On March 1, almost four years after the state of emergency for COVID-19 was declared, and mere weeks after the second largest surge of the pandemic, the CDC dropped all remaining COVID-19 prevention guidelines for the general public. The move has been criticized by disability rights activists as well as researchers and medical professionals for leaving immunocompromised and disabled people behind and ignoring the risks of long Covid. Rather than having any type of collective or systematic response, the CDC has decided to place the burden of COVID-19 prevention almost entirely on individuals.
Under the new guidelines, COVID-19 recommendations are now combined with those for other respiratory illnesses such as the flu. While reporting on the changes has mainly focused on the fact that the recommended isolation period is now only 24 hours if one is fever-free and symptoms are improving, the updated guidelines now also list key COVID-19 prevention strategies such as masking and testing as additional rather than core strategies.
Treating COVID-19 like the flu both ignores the ways in which COVID-19 is more contagious, more severe and has more longer term consequences and the fact that flu deaths could also be reduced by more robust public health strategies. As Maria Town, president of the American Association of People with Disabilities argues, “What does the strategy of ‘treating COVID like the flu’ say about how many deaths the CDC will tolerate? What does it say about whose lives the CDC deems worthy, and whose lives are they already counting on losing? In streamlining the guidance, the goal should be to take all viruses more seriously, not take COVID less seriously.”
To be clear, the CDC is not arguing that people are no longer infectious after 24 hours. People can still be contagious without a fever, when their symptoms are improving or when completely asymptomatic. Rather, the CDC is arguing that it is simpler for people to understand a policy where they are allowed (or forced to) return to work or school while infectious. While death rates per week are lower than in the early days of the pandemic, more than 1,000 people are still dying from COVID-19 every week. That means twice the student population of Wellesley is dying every single month.
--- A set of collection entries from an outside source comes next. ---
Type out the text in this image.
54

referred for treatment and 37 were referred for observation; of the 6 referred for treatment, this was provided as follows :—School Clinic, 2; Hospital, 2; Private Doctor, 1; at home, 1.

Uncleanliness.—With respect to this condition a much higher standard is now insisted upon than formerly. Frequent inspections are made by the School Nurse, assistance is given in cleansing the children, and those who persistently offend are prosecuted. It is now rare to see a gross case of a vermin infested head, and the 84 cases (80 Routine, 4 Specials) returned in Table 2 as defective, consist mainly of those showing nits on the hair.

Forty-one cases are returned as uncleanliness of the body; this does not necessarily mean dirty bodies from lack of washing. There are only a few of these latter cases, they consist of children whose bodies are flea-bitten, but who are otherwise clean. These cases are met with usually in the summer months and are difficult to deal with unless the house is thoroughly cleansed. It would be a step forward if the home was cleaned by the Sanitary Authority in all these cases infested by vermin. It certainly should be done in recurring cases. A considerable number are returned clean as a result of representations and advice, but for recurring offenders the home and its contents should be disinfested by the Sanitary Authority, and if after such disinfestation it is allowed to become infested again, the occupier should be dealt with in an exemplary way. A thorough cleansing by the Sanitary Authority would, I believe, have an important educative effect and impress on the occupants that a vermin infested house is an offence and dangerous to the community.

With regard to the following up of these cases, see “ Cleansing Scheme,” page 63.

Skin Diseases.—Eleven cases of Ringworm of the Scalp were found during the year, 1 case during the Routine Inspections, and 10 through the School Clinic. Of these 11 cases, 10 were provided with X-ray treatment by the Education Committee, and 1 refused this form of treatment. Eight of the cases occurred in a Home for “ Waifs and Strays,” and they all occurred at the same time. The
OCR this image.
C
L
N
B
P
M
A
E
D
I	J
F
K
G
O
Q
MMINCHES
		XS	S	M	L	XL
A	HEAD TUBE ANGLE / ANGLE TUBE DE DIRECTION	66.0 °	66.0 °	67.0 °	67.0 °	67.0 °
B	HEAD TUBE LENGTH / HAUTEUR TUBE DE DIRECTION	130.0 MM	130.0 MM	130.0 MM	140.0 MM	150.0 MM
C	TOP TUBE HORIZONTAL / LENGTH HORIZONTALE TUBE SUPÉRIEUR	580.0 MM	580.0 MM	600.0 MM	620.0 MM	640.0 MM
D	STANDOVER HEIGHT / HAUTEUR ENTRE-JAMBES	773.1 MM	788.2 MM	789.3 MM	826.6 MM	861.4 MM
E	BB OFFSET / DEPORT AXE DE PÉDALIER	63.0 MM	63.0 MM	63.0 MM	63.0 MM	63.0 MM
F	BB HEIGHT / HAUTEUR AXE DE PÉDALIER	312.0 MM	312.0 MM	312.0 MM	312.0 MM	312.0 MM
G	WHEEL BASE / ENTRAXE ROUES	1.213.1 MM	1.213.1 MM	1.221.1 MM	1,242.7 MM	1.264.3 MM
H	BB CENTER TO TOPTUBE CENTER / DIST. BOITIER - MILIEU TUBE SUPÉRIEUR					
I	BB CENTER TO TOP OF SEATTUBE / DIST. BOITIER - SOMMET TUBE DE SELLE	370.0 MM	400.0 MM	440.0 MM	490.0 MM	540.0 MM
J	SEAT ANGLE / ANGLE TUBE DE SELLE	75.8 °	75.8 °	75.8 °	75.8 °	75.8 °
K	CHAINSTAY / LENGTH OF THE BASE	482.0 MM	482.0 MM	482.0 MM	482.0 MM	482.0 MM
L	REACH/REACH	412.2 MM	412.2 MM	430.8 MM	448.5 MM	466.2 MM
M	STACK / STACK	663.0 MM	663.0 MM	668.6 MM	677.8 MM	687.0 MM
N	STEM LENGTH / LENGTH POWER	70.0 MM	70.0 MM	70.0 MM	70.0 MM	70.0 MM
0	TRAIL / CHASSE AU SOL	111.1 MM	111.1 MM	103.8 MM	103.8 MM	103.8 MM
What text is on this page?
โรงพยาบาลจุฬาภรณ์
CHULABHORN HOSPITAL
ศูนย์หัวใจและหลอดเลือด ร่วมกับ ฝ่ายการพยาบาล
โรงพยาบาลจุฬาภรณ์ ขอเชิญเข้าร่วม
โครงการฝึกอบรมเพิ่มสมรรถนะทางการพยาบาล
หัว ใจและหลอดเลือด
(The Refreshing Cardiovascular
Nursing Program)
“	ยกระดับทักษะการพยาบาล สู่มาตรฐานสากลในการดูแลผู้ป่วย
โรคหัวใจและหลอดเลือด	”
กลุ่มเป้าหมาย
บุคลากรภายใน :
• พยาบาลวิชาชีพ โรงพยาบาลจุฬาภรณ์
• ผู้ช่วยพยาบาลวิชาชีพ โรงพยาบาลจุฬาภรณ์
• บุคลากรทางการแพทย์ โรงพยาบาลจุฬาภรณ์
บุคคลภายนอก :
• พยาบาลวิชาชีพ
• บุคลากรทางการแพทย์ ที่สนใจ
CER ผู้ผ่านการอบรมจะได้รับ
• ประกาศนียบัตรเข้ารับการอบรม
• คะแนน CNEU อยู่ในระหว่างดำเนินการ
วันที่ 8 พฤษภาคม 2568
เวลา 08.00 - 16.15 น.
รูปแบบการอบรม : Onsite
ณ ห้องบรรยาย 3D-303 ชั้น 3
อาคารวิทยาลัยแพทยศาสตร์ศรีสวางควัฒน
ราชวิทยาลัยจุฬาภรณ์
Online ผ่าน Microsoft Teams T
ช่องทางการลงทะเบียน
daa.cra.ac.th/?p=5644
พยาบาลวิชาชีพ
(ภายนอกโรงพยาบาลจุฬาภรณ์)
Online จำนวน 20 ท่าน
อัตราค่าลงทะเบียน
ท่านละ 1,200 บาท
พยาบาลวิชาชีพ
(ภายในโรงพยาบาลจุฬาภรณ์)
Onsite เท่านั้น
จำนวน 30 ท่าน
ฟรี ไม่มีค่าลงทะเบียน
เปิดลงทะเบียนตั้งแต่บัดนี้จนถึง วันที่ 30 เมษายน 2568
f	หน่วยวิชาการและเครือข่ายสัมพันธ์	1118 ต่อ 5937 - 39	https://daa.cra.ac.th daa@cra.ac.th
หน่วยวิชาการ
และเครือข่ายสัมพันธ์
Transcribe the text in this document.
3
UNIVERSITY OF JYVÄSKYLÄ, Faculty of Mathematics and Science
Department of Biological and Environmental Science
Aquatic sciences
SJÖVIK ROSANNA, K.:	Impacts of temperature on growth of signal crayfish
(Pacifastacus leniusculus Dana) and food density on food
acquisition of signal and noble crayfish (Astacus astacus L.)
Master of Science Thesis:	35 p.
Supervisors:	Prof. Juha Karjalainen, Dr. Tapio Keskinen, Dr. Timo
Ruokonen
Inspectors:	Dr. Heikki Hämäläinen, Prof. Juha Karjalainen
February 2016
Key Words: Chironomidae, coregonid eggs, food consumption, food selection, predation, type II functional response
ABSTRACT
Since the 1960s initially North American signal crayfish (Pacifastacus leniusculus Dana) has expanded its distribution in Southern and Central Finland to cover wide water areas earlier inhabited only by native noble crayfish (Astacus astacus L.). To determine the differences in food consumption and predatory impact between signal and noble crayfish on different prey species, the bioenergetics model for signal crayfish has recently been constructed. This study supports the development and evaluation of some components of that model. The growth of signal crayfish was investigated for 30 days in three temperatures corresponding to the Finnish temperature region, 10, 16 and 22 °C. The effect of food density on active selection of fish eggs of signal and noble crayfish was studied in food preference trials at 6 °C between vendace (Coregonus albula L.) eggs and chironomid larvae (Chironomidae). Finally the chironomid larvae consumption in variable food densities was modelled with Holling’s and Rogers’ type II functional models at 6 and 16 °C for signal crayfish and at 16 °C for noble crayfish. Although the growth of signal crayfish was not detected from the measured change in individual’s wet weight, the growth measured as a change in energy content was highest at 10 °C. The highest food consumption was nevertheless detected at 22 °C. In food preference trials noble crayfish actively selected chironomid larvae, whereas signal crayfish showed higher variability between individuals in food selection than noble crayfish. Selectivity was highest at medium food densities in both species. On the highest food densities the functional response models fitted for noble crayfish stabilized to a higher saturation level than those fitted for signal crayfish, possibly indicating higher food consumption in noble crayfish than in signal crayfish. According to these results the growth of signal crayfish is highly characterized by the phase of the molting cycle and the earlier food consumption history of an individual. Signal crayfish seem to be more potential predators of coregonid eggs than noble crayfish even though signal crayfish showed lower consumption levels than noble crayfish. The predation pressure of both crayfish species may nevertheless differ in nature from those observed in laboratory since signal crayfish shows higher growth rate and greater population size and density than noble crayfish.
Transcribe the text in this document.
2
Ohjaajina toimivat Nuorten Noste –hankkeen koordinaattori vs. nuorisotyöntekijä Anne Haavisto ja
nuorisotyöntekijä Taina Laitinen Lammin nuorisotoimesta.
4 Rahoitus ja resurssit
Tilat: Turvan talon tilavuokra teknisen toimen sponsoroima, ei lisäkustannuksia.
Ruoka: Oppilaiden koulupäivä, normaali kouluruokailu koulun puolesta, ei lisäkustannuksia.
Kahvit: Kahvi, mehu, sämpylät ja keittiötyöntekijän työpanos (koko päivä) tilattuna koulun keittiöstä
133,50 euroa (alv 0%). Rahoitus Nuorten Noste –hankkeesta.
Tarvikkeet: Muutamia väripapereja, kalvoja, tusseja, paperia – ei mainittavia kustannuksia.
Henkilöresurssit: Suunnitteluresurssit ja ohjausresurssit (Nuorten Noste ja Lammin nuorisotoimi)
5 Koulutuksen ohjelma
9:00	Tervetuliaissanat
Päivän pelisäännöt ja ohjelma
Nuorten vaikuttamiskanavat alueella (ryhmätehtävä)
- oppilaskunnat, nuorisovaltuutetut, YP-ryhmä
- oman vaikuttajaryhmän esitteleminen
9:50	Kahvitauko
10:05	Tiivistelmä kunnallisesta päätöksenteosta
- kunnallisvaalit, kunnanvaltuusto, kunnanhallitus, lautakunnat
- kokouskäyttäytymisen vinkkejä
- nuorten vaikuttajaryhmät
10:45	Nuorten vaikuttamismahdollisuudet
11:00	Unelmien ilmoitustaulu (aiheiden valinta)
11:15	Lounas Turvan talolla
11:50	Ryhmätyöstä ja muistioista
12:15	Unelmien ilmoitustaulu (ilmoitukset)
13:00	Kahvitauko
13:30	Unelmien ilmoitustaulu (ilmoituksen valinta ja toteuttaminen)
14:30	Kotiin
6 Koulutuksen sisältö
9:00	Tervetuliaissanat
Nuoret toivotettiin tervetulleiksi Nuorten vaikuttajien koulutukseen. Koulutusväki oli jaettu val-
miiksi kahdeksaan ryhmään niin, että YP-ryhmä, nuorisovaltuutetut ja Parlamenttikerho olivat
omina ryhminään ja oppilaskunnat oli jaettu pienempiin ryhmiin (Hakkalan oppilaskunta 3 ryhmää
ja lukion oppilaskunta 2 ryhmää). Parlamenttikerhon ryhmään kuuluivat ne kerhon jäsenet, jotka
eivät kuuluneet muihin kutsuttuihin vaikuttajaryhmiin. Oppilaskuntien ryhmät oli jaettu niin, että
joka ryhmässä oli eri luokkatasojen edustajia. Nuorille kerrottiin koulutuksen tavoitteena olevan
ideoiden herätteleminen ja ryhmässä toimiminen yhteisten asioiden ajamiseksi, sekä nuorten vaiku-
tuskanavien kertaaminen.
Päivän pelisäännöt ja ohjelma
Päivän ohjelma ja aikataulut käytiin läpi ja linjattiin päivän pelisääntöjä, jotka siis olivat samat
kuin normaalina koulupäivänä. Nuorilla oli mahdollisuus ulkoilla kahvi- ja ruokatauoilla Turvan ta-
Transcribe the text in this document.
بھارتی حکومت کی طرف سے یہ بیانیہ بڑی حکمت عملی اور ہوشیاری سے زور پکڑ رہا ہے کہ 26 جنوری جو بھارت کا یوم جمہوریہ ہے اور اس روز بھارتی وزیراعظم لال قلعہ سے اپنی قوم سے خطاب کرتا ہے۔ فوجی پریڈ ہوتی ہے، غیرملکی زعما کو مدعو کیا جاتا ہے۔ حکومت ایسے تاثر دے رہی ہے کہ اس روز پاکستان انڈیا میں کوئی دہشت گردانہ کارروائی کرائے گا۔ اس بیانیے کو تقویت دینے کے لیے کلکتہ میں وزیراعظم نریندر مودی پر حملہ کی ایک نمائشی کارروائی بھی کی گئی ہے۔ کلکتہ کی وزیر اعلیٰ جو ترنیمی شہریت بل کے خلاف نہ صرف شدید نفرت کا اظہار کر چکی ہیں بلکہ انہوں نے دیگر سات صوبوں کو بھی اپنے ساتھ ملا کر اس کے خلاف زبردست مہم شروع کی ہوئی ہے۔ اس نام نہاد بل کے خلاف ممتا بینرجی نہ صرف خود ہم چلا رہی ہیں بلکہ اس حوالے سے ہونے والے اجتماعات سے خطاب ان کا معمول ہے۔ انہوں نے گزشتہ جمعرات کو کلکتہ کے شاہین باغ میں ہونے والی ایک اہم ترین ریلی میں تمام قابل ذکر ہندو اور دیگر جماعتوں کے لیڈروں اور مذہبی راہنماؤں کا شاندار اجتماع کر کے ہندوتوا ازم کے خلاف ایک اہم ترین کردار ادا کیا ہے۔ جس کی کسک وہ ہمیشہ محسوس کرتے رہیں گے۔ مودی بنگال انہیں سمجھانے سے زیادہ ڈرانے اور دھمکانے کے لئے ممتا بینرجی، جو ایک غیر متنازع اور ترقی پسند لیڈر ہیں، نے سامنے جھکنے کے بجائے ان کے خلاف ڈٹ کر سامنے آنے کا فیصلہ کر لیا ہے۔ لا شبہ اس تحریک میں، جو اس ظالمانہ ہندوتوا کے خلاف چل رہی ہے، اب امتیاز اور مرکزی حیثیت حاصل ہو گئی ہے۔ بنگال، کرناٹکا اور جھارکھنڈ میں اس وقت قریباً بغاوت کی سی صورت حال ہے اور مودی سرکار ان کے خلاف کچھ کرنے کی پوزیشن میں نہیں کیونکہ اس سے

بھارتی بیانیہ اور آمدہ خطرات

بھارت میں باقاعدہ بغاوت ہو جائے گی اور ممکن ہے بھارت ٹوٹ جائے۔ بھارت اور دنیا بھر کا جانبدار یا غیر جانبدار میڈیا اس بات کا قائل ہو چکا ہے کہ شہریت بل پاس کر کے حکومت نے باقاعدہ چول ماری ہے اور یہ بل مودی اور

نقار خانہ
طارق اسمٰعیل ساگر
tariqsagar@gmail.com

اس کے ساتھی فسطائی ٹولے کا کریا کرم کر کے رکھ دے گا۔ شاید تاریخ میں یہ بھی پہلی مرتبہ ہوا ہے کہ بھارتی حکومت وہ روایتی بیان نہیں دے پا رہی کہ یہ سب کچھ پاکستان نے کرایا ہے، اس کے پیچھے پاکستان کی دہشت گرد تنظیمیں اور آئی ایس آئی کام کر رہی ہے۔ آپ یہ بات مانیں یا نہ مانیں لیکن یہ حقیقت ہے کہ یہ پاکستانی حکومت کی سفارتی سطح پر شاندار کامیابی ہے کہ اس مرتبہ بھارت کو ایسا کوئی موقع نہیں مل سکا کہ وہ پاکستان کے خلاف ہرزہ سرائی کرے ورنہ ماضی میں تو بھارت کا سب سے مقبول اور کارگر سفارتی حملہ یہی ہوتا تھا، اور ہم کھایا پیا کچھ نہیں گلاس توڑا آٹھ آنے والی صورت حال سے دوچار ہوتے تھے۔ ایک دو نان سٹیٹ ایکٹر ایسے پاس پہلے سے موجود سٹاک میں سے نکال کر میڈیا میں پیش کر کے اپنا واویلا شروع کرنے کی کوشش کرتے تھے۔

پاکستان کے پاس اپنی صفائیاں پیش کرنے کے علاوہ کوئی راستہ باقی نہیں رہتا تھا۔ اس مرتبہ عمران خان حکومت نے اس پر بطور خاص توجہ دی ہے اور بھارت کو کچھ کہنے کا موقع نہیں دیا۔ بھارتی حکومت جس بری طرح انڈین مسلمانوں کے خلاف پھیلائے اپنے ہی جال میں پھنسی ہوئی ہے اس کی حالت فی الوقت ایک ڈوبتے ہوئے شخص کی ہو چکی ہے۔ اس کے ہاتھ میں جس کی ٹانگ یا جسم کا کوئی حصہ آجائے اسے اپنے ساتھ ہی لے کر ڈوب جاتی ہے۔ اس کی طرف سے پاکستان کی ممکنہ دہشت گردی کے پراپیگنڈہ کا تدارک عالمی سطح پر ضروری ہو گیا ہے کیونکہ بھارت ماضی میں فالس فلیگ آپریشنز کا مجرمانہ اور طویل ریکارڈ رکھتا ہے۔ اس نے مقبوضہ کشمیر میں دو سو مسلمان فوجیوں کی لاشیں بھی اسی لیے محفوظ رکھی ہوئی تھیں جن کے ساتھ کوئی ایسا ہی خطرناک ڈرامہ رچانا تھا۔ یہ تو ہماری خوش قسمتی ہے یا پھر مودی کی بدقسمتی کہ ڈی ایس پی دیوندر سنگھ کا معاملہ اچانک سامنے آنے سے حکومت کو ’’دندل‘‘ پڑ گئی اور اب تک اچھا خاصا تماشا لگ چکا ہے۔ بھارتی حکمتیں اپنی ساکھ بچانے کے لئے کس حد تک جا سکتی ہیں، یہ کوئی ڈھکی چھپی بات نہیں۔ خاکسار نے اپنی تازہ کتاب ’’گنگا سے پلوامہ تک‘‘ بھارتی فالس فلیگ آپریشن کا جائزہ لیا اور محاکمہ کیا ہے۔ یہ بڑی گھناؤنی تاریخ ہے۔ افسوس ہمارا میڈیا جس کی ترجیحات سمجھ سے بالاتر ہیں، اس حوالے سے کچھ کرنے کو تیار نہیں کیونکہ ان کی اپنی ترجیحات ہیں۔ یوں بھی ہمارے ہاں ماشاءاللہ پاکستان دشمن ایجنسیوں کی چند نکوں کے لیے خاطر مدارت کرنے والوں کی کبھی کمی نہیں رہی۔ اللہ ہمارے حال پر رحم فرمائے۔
Thousands more will develop long Covid and become temporarily or temporarily disabled. Already, almost 18 million Americans have long Covid, a number that has increased rapidly in recent months.
This change has impacted more than guidelines. The government has also removed some of the scant resources it still had in place. Within a week of the new guidance, the free rapid test program was once again suspended. Key CDC webpages, such as “Find Free High Quality Masks” are now archived and no longer being updated.
How much choice do people have to protect themselves against illness when masks are expensive, tests aren’t covered by insurance anymore and they don’t have paid sick leave? Can people choose to stay home if they still feel sick after 24 hours if their boss is threatening to fire them? Will students be willing to miss class if a professor only offers an excused absence for the first day they miss?
Right now, the solution the CDC is proposing is to let the majority of people return to normal life, while those most vulnerable to a COVID-19 infection are almost completely excluded from society. I want you to think back to March 2020 when many of us were either forced to remain completely at home, or if we were considered essential workers, to put ourselves at risk of exposure to a scary new virus every time we went to work. Now imagine that you still need to isolate yourself now, four years later, but remote and hybrid options are gone, and you have to watch your friends go on with their lives without you.
To be clear, this article isn’t my attempt to guilt-trip or scare you into masking more or isolating longer (although if you have the financial ability to do so, it certainly doesn’t hurt). Such an individualistic lens on public health ignores the ways in which systemic solutions are needed.
The US government could have used the pandemic as a catalyst to expand paid sick leave, strengthen worker protections, improve the US healthcare system and offer tangible support such as free masks and tests and financial support to people out of work or isolated at home. Instead the US has continued to spend its money on policing, the military and funding genocides abroad.
Not only would these systemic solutions have helped reduce COVID-19 deaths, they also would have helped reduce deaths from other contagious diseases, including ones that are more normalized such as the flu.
I know it’s 2024 and everyone is tired of hearing about COVID-19. I’m not tired of hearing about it. I’m tired of constantly having to argue that disabled people’s lives matter, and that society should care when they die or are unable to leave their houses because society is completely hostile to them. I am running out of ways of asking people to care.